Father Brown recovers the silver loot and returns it to its (improper) owners, while recovering (how far more precious a treasure) the thief to Grace.  (Though, in a merely physical sense, he lets him go.)

“Did you catch this man?” asked the colonel, frowning.
Father Brown looked him  full in his frowning face.   “Yes,” he said, “I caught him, with an unseen hook  and an invisible line  which is long enough to let him wander to the ends of the world, and still to bring him back with a twitch upon the thread.”

Laus deo!

And then, his work there done (though never understood or properly appreciated),  Father Brown must end his workday.

And saying “Good evening,”  he pushed upon the heavy doors of that palace of pleasures.  The golden gates closed behind him, and he went at a brisk walk through the damp, dark streets,  in search of a penny omnibus.

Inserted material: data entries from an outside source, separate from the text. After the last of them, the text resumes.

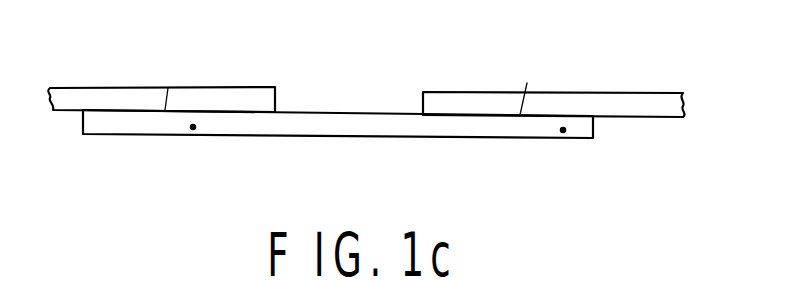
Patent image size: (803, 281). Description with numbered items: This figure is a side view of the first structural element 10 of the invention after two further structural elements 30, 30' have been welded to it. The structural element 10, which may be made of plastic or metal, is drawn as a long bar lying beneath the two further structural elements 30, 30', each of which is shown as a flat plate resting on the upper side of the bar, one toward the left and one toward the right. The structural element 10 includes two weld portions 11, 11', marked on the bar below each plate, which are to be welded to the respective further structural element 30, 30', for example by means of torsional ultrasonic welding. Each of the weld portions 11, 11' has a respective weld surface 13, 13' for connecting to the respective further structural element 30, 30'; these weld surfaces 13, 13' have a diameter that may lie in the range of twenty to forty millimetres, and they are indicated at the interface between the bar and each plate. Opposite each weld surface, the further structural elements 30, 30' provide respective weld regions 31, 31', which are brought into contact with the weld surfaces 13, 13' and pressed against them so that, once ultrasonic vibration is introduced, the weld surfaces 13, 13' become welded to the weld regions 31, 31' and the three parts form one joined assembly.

The first structural element 10 is at (350, 130).
The further structural element 30 is at (161, 77).
The weld surface 13 is at (209, 73).
The weld region 31 is at (161, 158).
The weld portion 11 is at (206, 167).
The further structural element 30' is at (578, 79).
The weld surface 13' is at (551, 75).
The weld region 31' is at (494, 164).
The weld portion 11' is at (561, 169).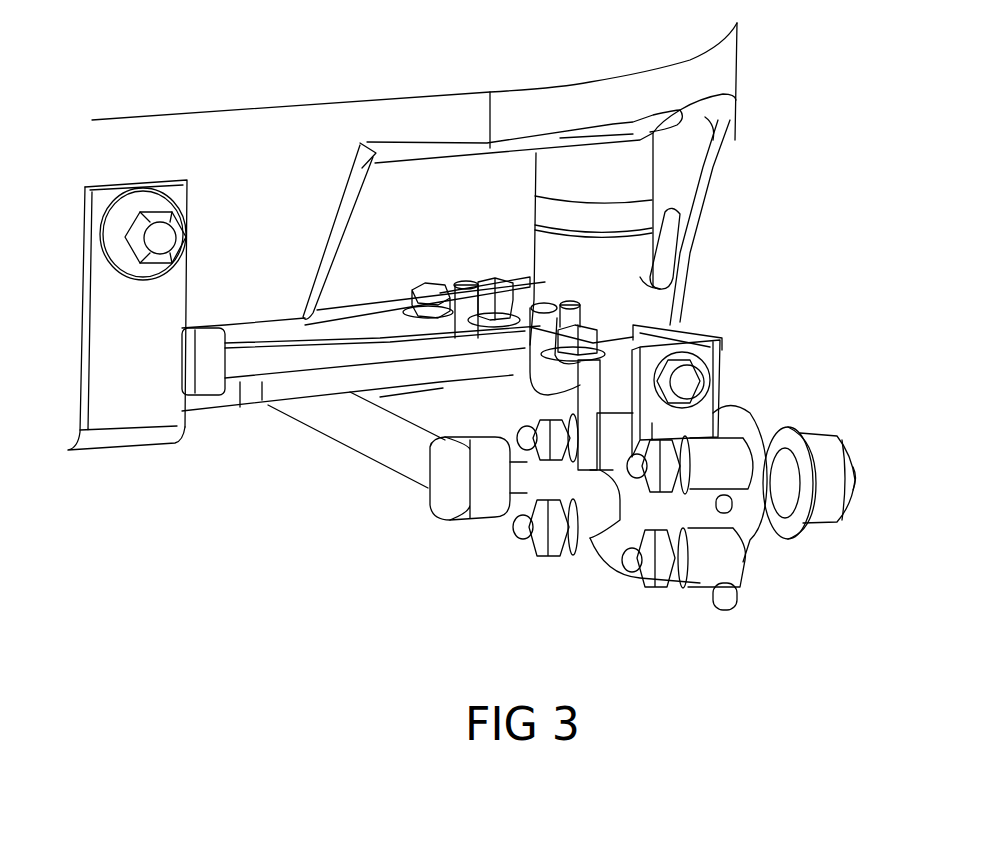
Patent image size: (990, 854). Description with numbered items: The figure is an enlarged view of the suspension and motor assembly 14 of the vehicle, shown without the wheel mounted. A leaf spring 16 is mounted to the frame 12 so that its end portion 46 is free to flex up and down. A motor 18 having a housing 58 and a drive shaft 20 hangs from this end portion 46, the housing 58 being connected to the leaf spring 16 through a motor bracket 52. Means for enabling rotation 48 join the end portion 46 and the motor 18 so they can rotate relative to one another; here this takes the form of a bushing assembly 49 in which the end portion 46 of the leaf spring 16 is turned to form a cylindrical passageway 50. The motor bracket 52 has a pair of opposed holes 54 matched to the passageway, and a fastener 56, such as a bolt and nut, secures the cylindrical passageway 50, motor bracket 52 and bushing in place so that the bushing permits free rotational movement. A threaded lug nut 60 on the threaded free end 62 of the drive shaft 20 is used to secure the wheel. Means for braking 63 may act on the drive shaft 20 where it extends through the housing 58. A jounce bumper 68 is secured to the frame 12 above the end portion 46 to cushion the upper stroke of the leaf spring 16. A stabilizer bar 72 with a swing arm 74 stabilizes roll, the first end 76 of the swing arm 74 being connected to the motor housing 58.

Thus far have faith and philosophy had their say.   What of the actual human viewer?   Consider the response of my companion, who watched the whole thing enthralled.
At one point, as the Bureau’s investigation inexorably progressed, she remarked (the first thing she had said in the course of the movie): “It’s too bad he’s doing things that are illegal.”
I turned and stared.  “Um, honey, even apart from that:  he is not a good man….”
Her attitude (which I report with reticence) flowed by no means from generalized moral obtuseness, but from a specific scotoma supplied from the collective unconscious, from the psychic substrate from which we grow:  She sees in Di Caprio the visual image of her former suitor and her current son.  (This insight was originally supplied to me by someone who knows us both.)  Do not scoff at this;  it is because of such instincts that mothers put up with us at all.


A.O. Scott begins and ends his review with a question;  respectively,

Does it offer a sustained and compelling diagnosis of the terminal pathology that afflicts us, or is it an especially florid symptom of the disease?
Does “The Wolf of Wall Street” condemn or celebrate?

Answer (respectively):  “Neither”;  and “Both”.

It’s not important to “get this movie right”;  it is not an important movie.   One good friend hated it;  my wife loved it;  de gustibus.   The bacchanalia quickly fades;  eternal things remain.